First, a "leader-based organization" depends much on the leader being right.  The organization is oriented to "follow the leader."  This means the organization can be led to Steve Jobs/Apple-like success, or it can be led to Eddie Lampert/Sears-like disappointing results and possible failure.

Ultimately, these kinds of leaders are shown to be wrong and are shown the door - with recognition that it does not always work this way in our perverse CEO culture where the CEO's job is not always at risk when the organization goes into a tailspin.

The second weakness of the "leader-based organization" is more pernicious and much harder to see.  It is the curse, as we used to say at the University of Chicago Graduate School of Business way back when I attended, of "sub-maximization."  Simply, might an organization that taps more of the knowledge, expertise and vision of its management and workforce in a dynamic process perform better over time than an organization dominated by a single leader? 

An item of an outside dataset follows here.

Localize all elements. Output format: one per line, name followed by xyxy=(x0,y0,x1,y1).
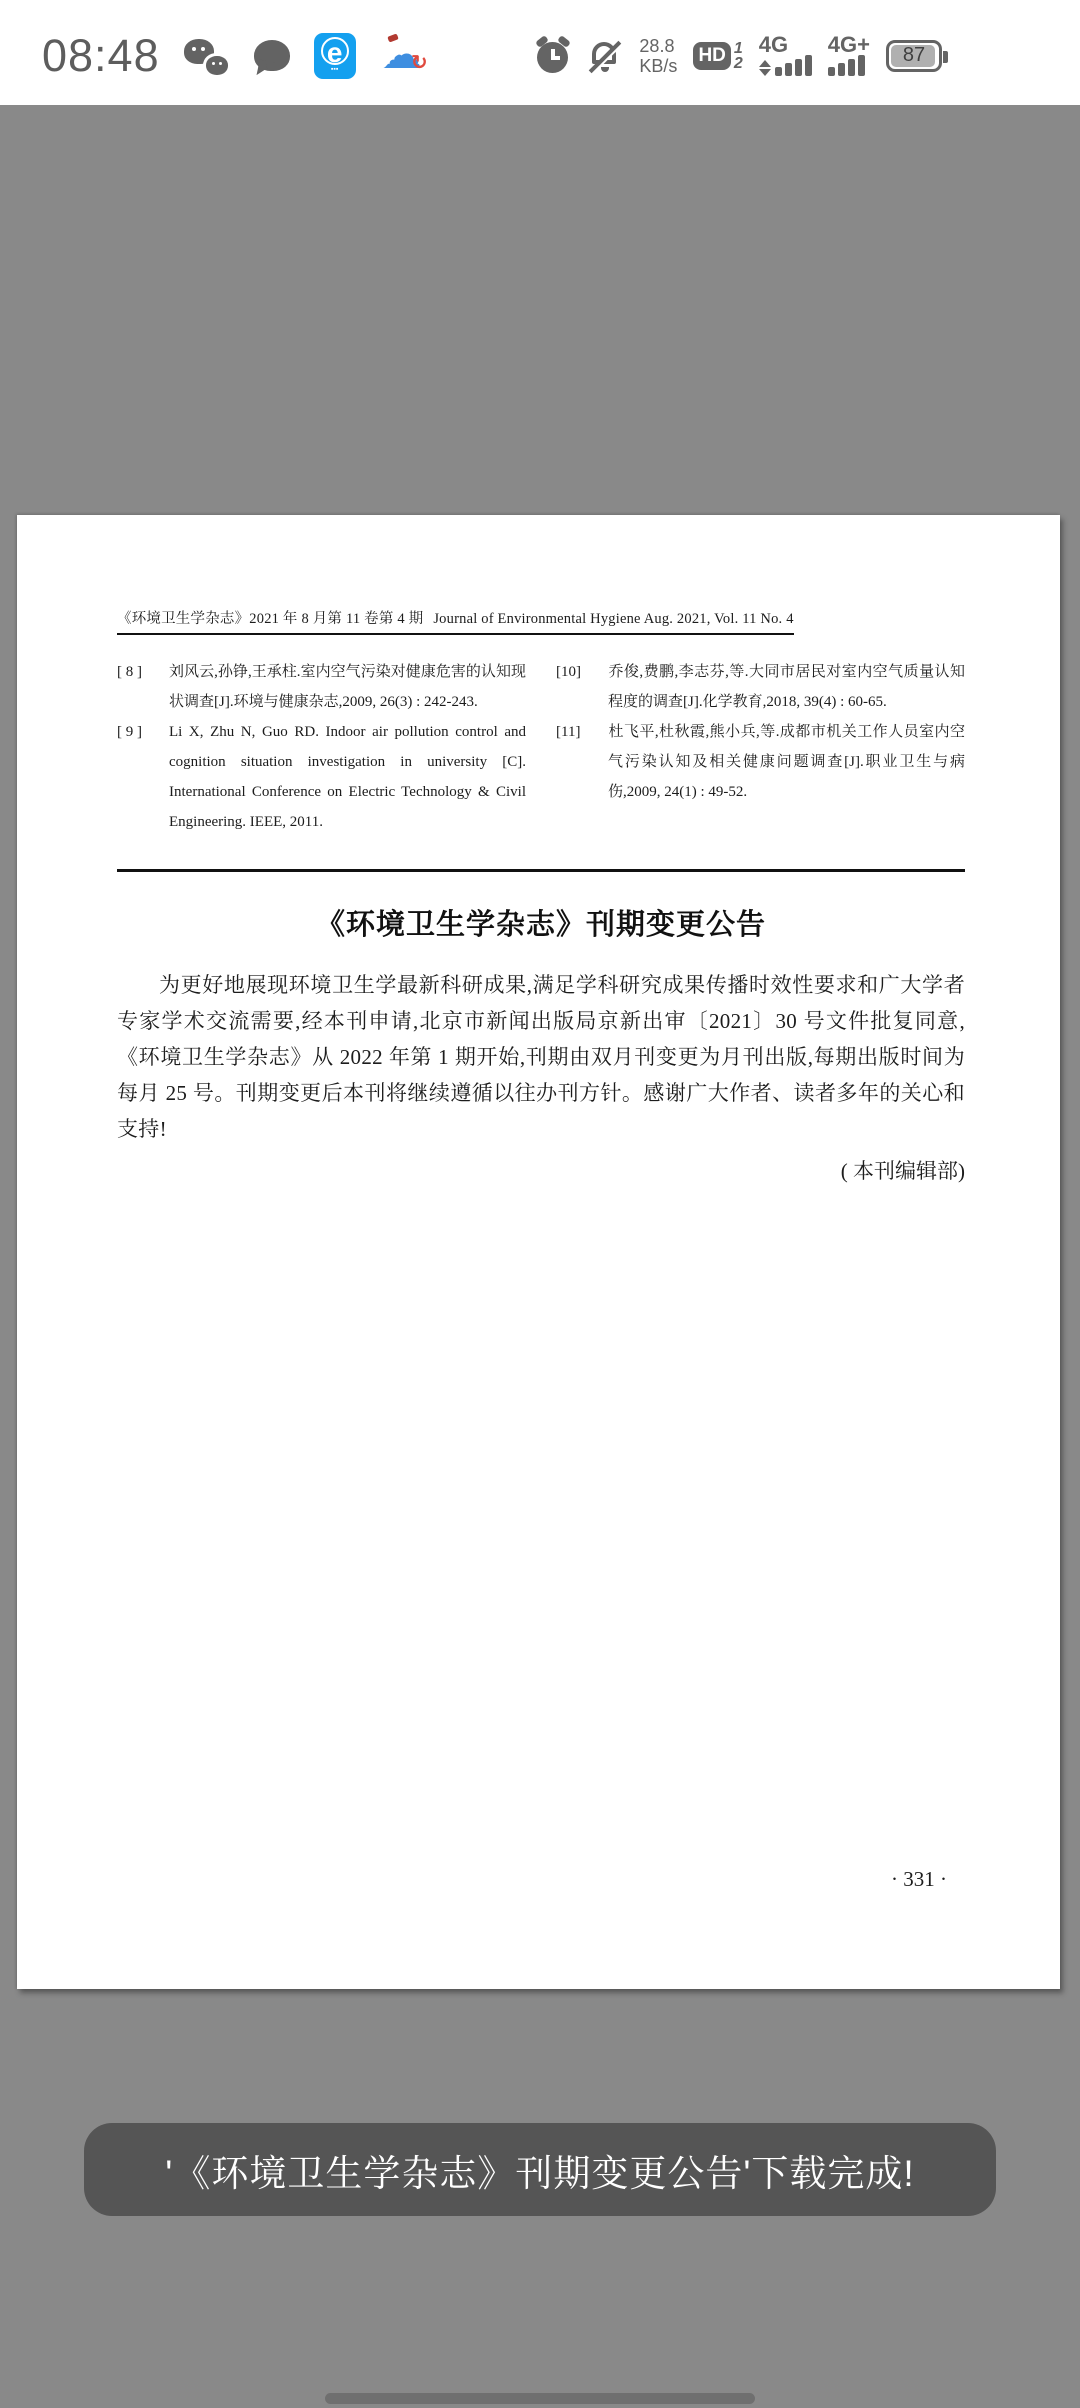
toast-message: '《环境卫生学杂志》刊期变更公告'下载完成! xyxy=(165,2143,914,2197)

Research confirms that committees make better decisions than individuals.  Who’s to say that even a Microsoft might be delivering better results today had it had a little less Bill Gates and a little more "team" and process along the way.  I certainly can’t say...but we can speculate.  That's why the real success of leader-based organizations is so hard to sort out.  You get what you get from leader.  You know when it's good...but is it the best that could be had?

Here's a real life example from my consulting career.  I was called in to help a family-owned publishing company whose results had been slipping for years and finally the lack of dividends to the family members moved the board to ask for help.  What became clear was that the prime publication had been declining in profitability and share for years, but this had been partly masked by a new information service that had been growing and delivering some results.  OK, fix or drop the publication and grow the service, right?  Not that easy.  Turns out the same leaders had been at the helm of the company for decades, as had the same person been in charge of the publication.  What seemed like addressable product problems instead became a long, expensive struggle to convince the leader and the lieutenant they were wrong, and then failing that, to displace the leaders and the increasingly dysfunctional culture they had created. 

What was once a great company was run into the ground, because the leader was always right...even when he was wrong.  For years, the sub-maximization of the company's operations and results could be overlooked, until it was too late!